Background: While autologous stem cell transplantation (ASCT) for patients with relapsed/refractory Hodgkin lymphoma (HL) appears to offer a survival advantage over conventional therapy, only approximately 25–35% of patients with primary progressive or poor risk recurrent Hodgkin Lymphoma achieve durable remission after ASCT with disease progression after transplant accounted for most of the treatment failures. We (a collaboration between City of Hope Comprehensive Cancer Center and Loyola University Medical Center) conducted a pilot study to evaluate the toxicities and efficacy of a tandem transplant approach in this subgroup of patients.
Methods: Between 4/98 and 3/00, 46 patients (median age: 37 [range 17–65]) were enrolled in the study.

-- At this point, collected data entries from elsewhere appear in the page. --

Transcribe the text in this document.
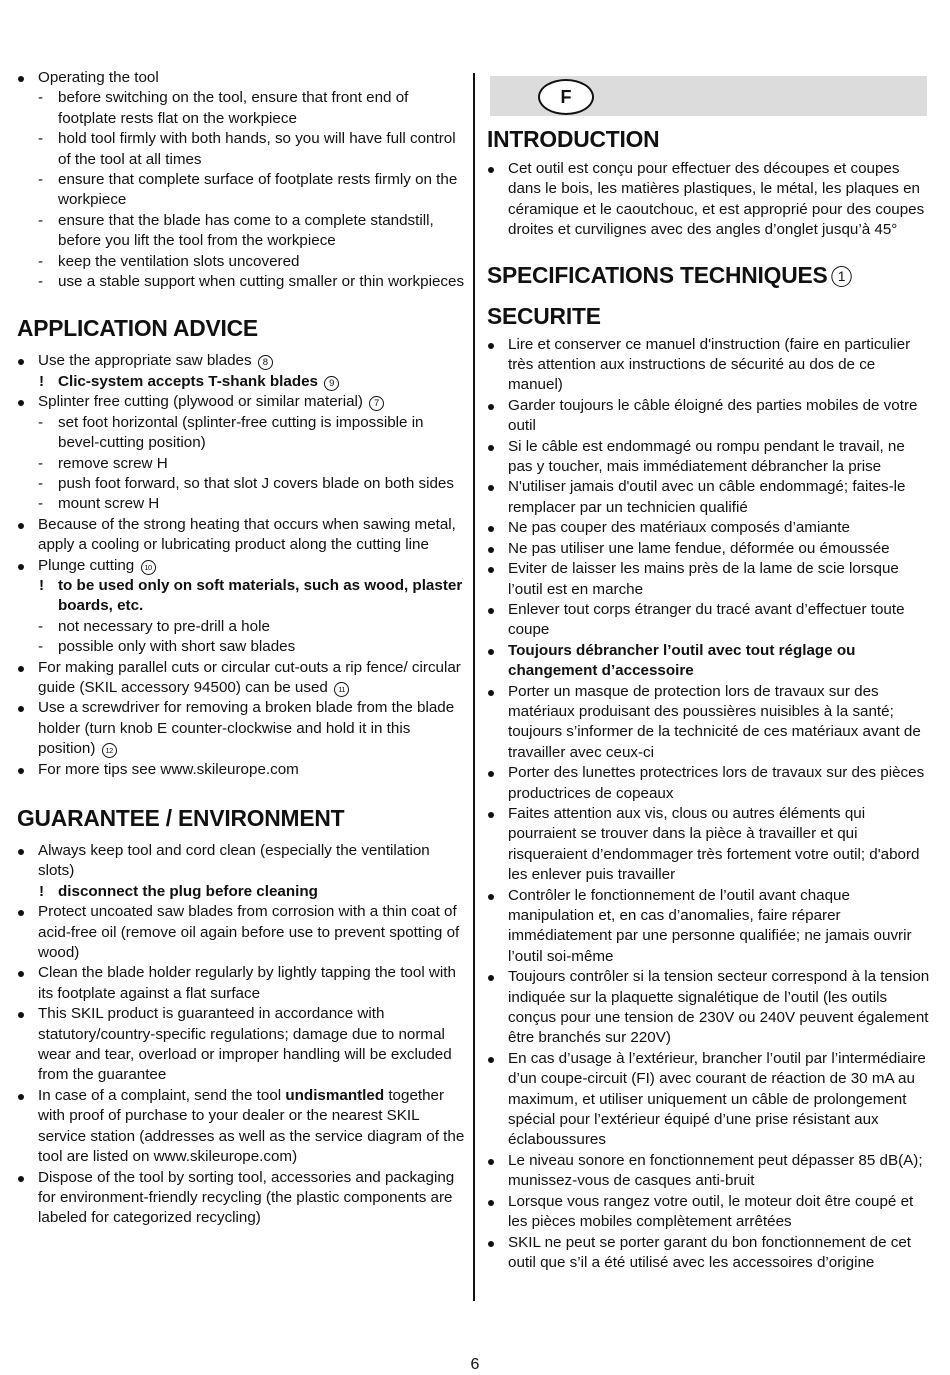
F
Operating the tool
- before switching on the tool, ensure that front end of footplate rests flat on the workpiece
- hold tool firmly with both hands, so you will have full control of the tool at all times
- ensure that complete surface of footplate rests firmly on the workpiece
- ensure that the blade has come to a complete standstill, before you lift the tool from the workpiece
- keep the ventilation slots uncovered
- use a stable support when cutting smaller or thin workpieces
APPLICATION ADVICE
Use the appropriate saw blades 8
! Clic-system accepts T-shank blades 9
Splinter free cutting (plywood or similar material) 7
- set foot horizontal (splinter-free cutting is impossible in bevel-cutting position)
- remove screw H
- push foot forward, so that slot J covers blade on both sides
- mount screw H
Because of the strong heating that occurs when sawing metal, apply a cooling or lubricating product along the cutting line
Plunge cutting 10
! to be used only on soft materials, such as wood, plaster boards, etc.
- not necessary to pre-drill a hole
- possible only with short saw blades
For making parallel cuts or circular cut-outs a rip fence/ circular guide (SKIL accessory 94500) can be used 11
Use a screwdriver for removing a broken blade from the blade holder (turn knob E counter-clockwise and hold it in this position) 12
For more tips see www.skileurope.com
GUARANTEE / ENVIRONMENT
Always keep tool and cord clean (especially the ventilation slots)
! disconnect the plug before cleaning
Protect uncoated saw blades from corrosion with a thin coat of acid-free oil (remove oil again before use to prevent spotting of wood)
Clean the blade holder regularly by lightly tapping the tool with its footplate against a flat surface
This SKIL product is guaranteed in accordance with statutory/country-specific regulations; damage due to normal wear and tear, overload or improper handling will be excluded from the guarantee
In case of a complaint, send the tool undismantled together with proof of purchase to your dealer or the nearest SKIL service station (addresses as well as the service diagram of the tool are listed on www.skileurope.com)
Dispose of the tool by sorting tool, accessories and packaging for environment-friendly recycling (the plastic components are labeled for categorized recycling)
INTRODUCTION
Cet outil est conçu pour effectuer des découpes et coupes dans le bois, les matières plastiques, le métal, les plaques en céramique et le caoutchouc, et est approprié pour des coupes droites et curvilignes avec des angles d’onglet jusqu’à 45°
SPECIFICATIONS TECHNIQUES 1
SECURITE
Lire et conserver ce manuel d'instruction (faire en particulier très attention aux instructions de sécurité au dos de ce manuel)
Garder toujours le câble éloigné des parties mobiles de votre outil
Si le câble est endommagé ou rompu pendant le travail, ne pas y toucher, mais immédiatement débrancher la prise
N'utiliser jamais d'outil avec un câble endommagé; faites-le remplacer par un technicien qualifié
Ne pas couper des matériaux composés d’amiante
Ne pas utiliser une lame fendue, déformée ou émoussée
Eviter de laisser les mains près de la lame de scie lorsque l’outil est en marche
Enlever tout corps étranger du tracé avant d’effectuer toute coupe
Toujours débrancher l’outil avec tout réglage ou changement d’accessoire
Porter un masque de protection lors de travaux sur des matériaux produisant des poussières nuisibles à la santé; toujours s’informer de la technicité de ces matériaux avant de travailler avec ceux-ci
Porter des lunettes protectrices lors de travaux sur des pièces productrices de copeaux
Faites attention aux vis, clous ou autres éléments qui pourraient se trouver dans la pièce à travailler et qui risqueraient d’endommager très fortement votre outil; d'abord les enlever puis travailler
Contrôler le fonctionnement de l’outil avant chaque manipulation et, en cas d’anomalies, faire réparer immédiatement par une personne qualifiée; ne jamais ouvrir l’outil soi-même
Toujours contrôler si la tension secteur correspond à la tension indiquée sur la plaquette signalétique de l’outil (les outils conçus pour une tension de 230V ou 240V peuvent également être branchés sur 220V)
En cas d’usage à l’extérieur, brancher l’outil par l’intermédiaire d’un coupe-circuit (FI) avec courant de réaction de 30 mA au maximum, et utiliser uniquement un câble de prolongement spécial pour l’extérieur équipé d’une prise résistant aux éclaboussures
Le niveau sonore en fonctionnement peut dépasser 85 dB(A); munissez-vous de casques anti-bruit
Lorsque vous rangez votre outil, le moteur doit être coupé et les pièces mobiles complètement arrêtées
SKIL ne peut se porter garant du bon fonctionnement de cet outil que s’il a été utilisé avec les accessoires d’origine
6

Eligibility criteria: primary progressive (n=28) or recurrent HL (n=18) with at least one of the following poor prognostic factors: first CR < 12 months (n=15) or extra-nodal disease (n=4) or B symptoms at relapse (n=4). The 1st cycle consisted of melphalan (150mg/m2) alone. The 2nd cycle consisted of Fractionated total body irradiation (1200cGy) or BCNU (450mg/m2) in combination with etoposide (60mg/kg) and cytoxan (100mg/kg). A minimum of 2 x 106 CD 34/kg autologous stem cells were re-infused after each cycle of therapy.
Results: Of the 46 pts, 41 (89%) patients completed the planned tandem transplants. Five (11%) did not receive the planned tandem transplants because of inadequate stem cells collection for 2nd ASCT. After a median of 64 days (25–105), 41 patients received the 2 transplants. With a median follow up of 5 years (1.6–6.4), 24 patients are alive and progression-free at last follow up. Of the 41 patients who received both cycles of high dose therapy, 21 are alive and disease-free; 17 developed disease progression at a median of 4 months (range 1–61) post-ASCT. There were 2 early deaths secondary to regimen related toxicities. Both of them died of interstitial pneumonitis. The Day100 mortality was 4%. One patient developed secondary MDS 28 months post-ASCT after receiving further chemotherapy for relapsed disease. Using an intent-to-treat analysis for all 46 patients included in the study, the 5-year K-M estimate of overall survival, progression free survival and event free survival were 73% (95%CI 60,87), 61% (95% CI 46, 76) and 50% (95% CI 35, 64) respectively.
Conclusion: Our mature results from this study suggest that in patients with primary progressive or poor risk recurrent Hodgkin Lymphoma, this tandem ASCT program is effective and well tolerated and compares favorably with the conventional single transplant without increase in transplant related toxicities.